Rockets making moves for offense instead of defense

HOUSTON – In a season of failure, the Houston Rockets made desperate moves to salvage one of the lower Western Conference playoff seeds by going for offense over defense.

Multiple sources told ESPN on Wednesday that the Rockets are in the process of signing power forward Michael Beasley and shooting guard Andrew Goudelock.

Beasley, the Chinese League MVP, has the offensive skills the team is looking for at power forward, something that’s been vacant all season. Most recently, the team tried to start Josh Smith at the position. Smith has shot 26.2 percent from the field, 21 percent from 3-point range and averaged 5.4 points in the five games he started.

The Rockets moved Donatas Motiejunas into the position Wednesday against New Orleans, his first start of the season after recovering from back issues and returning after a failed trade with the Detroit Pistons.

Beasley can move with and without the ball at power forward, create off the dribble and shoot from decent range. He’s not very good defensively, though.

Goudelock is someone the Rockets can pair with James Harden in the backcourt and is a good perimeter shooter. Defensively? Not very good, either.

So instead of trying to find people who can defend the post and along the backcourt, the Rockets decided they need to outscore the opposition.

It’s a risk.

On the season, Houston is tied with the Los Angeles Lakers for the third-most points allowed at 107.1 per game. The Rockets' defensive rating is 108.9, 26th out of 30 teams. In the past five games, the Rockets have allowed 110.8 points per game as their opponents have shot 48.3 percent.

Inconsistent effort, lack of communication and just plain subpar play are the basic reasons why the Rockets are a poor defensive team.

So what does the Rockets front office decide to do?

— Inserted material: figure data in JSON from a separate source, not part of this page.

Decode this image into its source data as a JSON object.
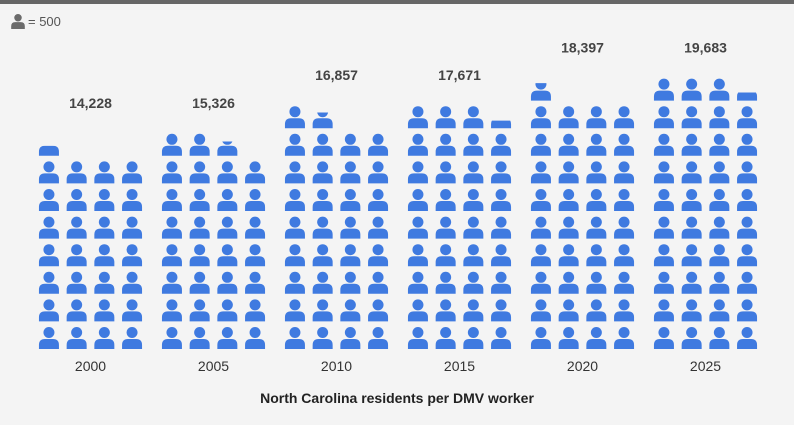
{
  "legend": {
    "icon": "person-icon",
    "label": "= 500"
  },
  "chart_data": {
    "type": "pictogram",
    "unit_per_icon": 500,
    "icons_per_row": 4,
    "categories": [
      "2000",
      "2005",
      "2010",
      "2015",
      "2020",
      "2025"
    ],
    "values": [
      14228,
      15326,
      16857,
      17671,
      18397,
      19683
    ],
    "value_labels": [
      "14,228",
      "15,326",
      "16,857",
      "17,671",
      "18,397",
      "19,683"
    ],
    "xlabel": "North Carolina residents per DMV worker",
    "icon_color": "#3f7ae0",
    "legend_icon_color": "#6b6b6b"
  }
}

Fix the offense.

Now, of course, you can only sign players based on what’s out there on the free-agent market but general manager Daryl Morey, who has been successful in his time with the Rockets, isn’t getting it done this season.

From the disastrous trade for Ty Lawson, letting Smith go in the offseason, paying K.J. McDaniels a three-year, $10 million deal to play in the D-League and -- the big one -- firing coach Kevin McHale after 11 games, nothing has gone well for Morey.

He didn’t become a bad GM overnight. He’s still a good one, and there’s a belief he will fix this group this offseason, starting with whether to bring back J.B. Bickerstaff as coach, and by making a hard decision as to whether to re-sign center Dwight Howard.

This summer, the Rockets feel they will be in the Kevin Durant sweepstakes, as they think pairing him with Harden and quite possibly Howard is a better fit than what he currently has in Oklahoma City.

As for this season, the Rockets needed to upgrade the roster in some form. Concentrating on defense was probably the best route, because Trevor Ariza, Howard and Harden are good enough to carry this team to the postseason on offense.

Ariza is the best defensive player on this team and covered the Pelicans' Anthony Davis on Wednesday night in Davis' first game back from a sprained toe.

Howard is still a good center and probably the best communicator on the floor.

Yet things aren't working this season. Morey has the eighth-highest payroll in the NBA, with $86.3 million devoted to player salaries. The Rockets are inching closer to the luxury tax threshold, but these signings mean he hasn’t given up on his team. The confidence remains.

The results from these moves are uncertain.

“We’re trying to get better. [We're] obviously not satisfied with where we are,” Bickerstaff said prior to the Pelicans game. “I think the organization has proven time and time again it will do whatever it takes to make the team better and improve the team. Whether it’s late-season additions, whether it's trades or what have you, the team is willing to do it. By any means necessary, the ownership the front office, everybody is committed to improving the team.”